LA CORTE SUPREMA DI CASSAZIONE

SEZIONE TRIBUTARIA

Composta dagli Ill.mi Sigg.ri Magistrati:

Dott. BIELLA Stefano – Presidente –

Dott. SCODITTI Enrico – Consigliere –

Dott. MARULLI Marco – Consigliere –

Dott. TRICOMI Laura – rel. Consigliere –

Dott. PERRINO Angelina Maria – Consigliere –

ha pronunciato la seguente:

SENTENZA

sul ricorso 13328-2015 proposto da:

AGENZIA DELLE ENTRATE in persona del Direttore pro tempore,

elettivamente domiciliato in ROMA VIA DEI PORTOGHESI 12, presso

l’AVVOCATURA GENERALE DELLO STATO, che lo rappresenta e difende;

– ricorrente –

contro

MARLENE SRL, S.M., S.F.;

– intimati –

Nonchè da:

MARLENE SRL in persona del legale rappresentante pro tempore,

S.M. in qualità di socio e legale rappresentante pro tempore,

S.F. in qualità di socio e legale rappresentante pro

tempore, elettivamente domiciliati in ROMA VIA ALBERICO II 33,

presso lo studio dell’avvocato VALENTINA FERRIGNI, rappresentati e

difesi dall’avvocato GIOVANNI D’INNELLA giusta delega in calce;

– controricorrenti incidentali –

avverso la sentenza n. 2381/2014 della COMM.TRIB.REG. della Puglia,

depositata il 21/11/2014;

udita la relazione della causa svolta nella pubblica udienza del

03/05/2016 dal Consigliere Dott. LAURA TRICOMI;

udito per il ricorrente l’Avvocato URBANI NERI che ha chiesto

l’accoglimento del ricorso principale e il rigetto del ricorso

incidentale;

udito per il controricorrente l’Avvocato DAMASCELLI per delega

dell’Avvocato D’INNELLA che ha chiesto il rigetto del ricorso

principale e l’accoglimento del ricorso incidentale, l’Avv. deposita

in udienza una cartolina di ricevimento;

udito il P.M. in persona del Sostituto Procuratore Generale Dott.

ZENO IMMACOLATA che ha concluso per l’inammissibilità e in

subordine il rigetto del ricorso principale, assorbito l’incidentale

motivo 1 e rigetto motivo 2.

Fatto

RITENUTO IN FATTO

1. La Direzione Provinciale delle entrate BAT, in data 10.08.2011, con avviso n. (OMISSIS) per l’anno di imposta 2005, accertava nei confronti della società Marlene dei F.lli S.M. e F. SNC maggiori ricavi non contabilizzati e l’omesso versamento di IVA.

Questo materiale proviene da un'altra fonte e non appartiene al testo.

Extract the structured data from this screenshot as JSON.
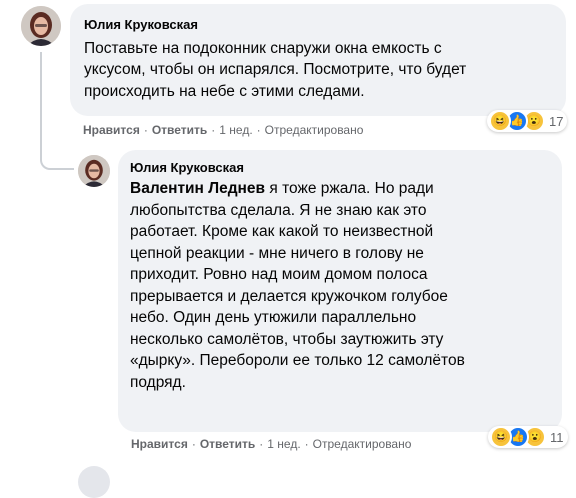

L’atto era stato emesso sulla base del pvc redatto in data 06.04.2011 dalla G. di F., Compagnia di Andria, che aveva contestato alla contribuente l’indebito utilizzo del deposito fiscale gestito “virtualmente” dalla Work System, sottraendo le merci al pagamento dei diritti di confine, nell’ammontare risultante dalle autofatturazioni emesse ai sensi del D.P.R. n. 633 del 1972, art. 17, comma 3. La contestazione si fondava sulla circostanza che la Work System non era stata autorizzata alla gestione del deposito IVA e che la merce non aveva materialmente sostato nel deposito fiscale, che non aveva svolto le funzioni di stoccaggio e di custodia dei beni in esso introdotti, in violazione del D.L. n. 331/1993, art. 50 bis.

I maggiori ricavi accertati erano stati imputati per trasparenza ai soci, con separati avvisi di accertamento nn. TVS0020700849/2011 e TVS0020700850/2011.

Tutti gli avvisi di accertamento, erano impugnati dalla società e dai soci con esito sostanzialmente favorevole, sia in primo che in secondo grado.

2. Con la sentenza n. 2381/13/14, depositata il 21.11.2014, la Commissione Tributaria Regionale della Puglia, respingeva l’appello principale proposto dall’Agenzia delle entrate e l’appello incidentale proposto dalle parti private.

Il giudice di appello preliminarmente riteneva sussistente il difetto di competenza funzionale dell’Agenzia delle entrate ad accertare e riscuotere l’IVA all’importazione prevista dal D.P.R. n. 633 del 1972, art. 70, in quanto rientrante “pacificamente” tra i diritti di confine, il cui accertamento era riservato all’Agenzia delle dogane.

Nel merito affermava che, comunque, non si ravvisavano elementi di prova in ordine al comportamento elusivo della contribuente.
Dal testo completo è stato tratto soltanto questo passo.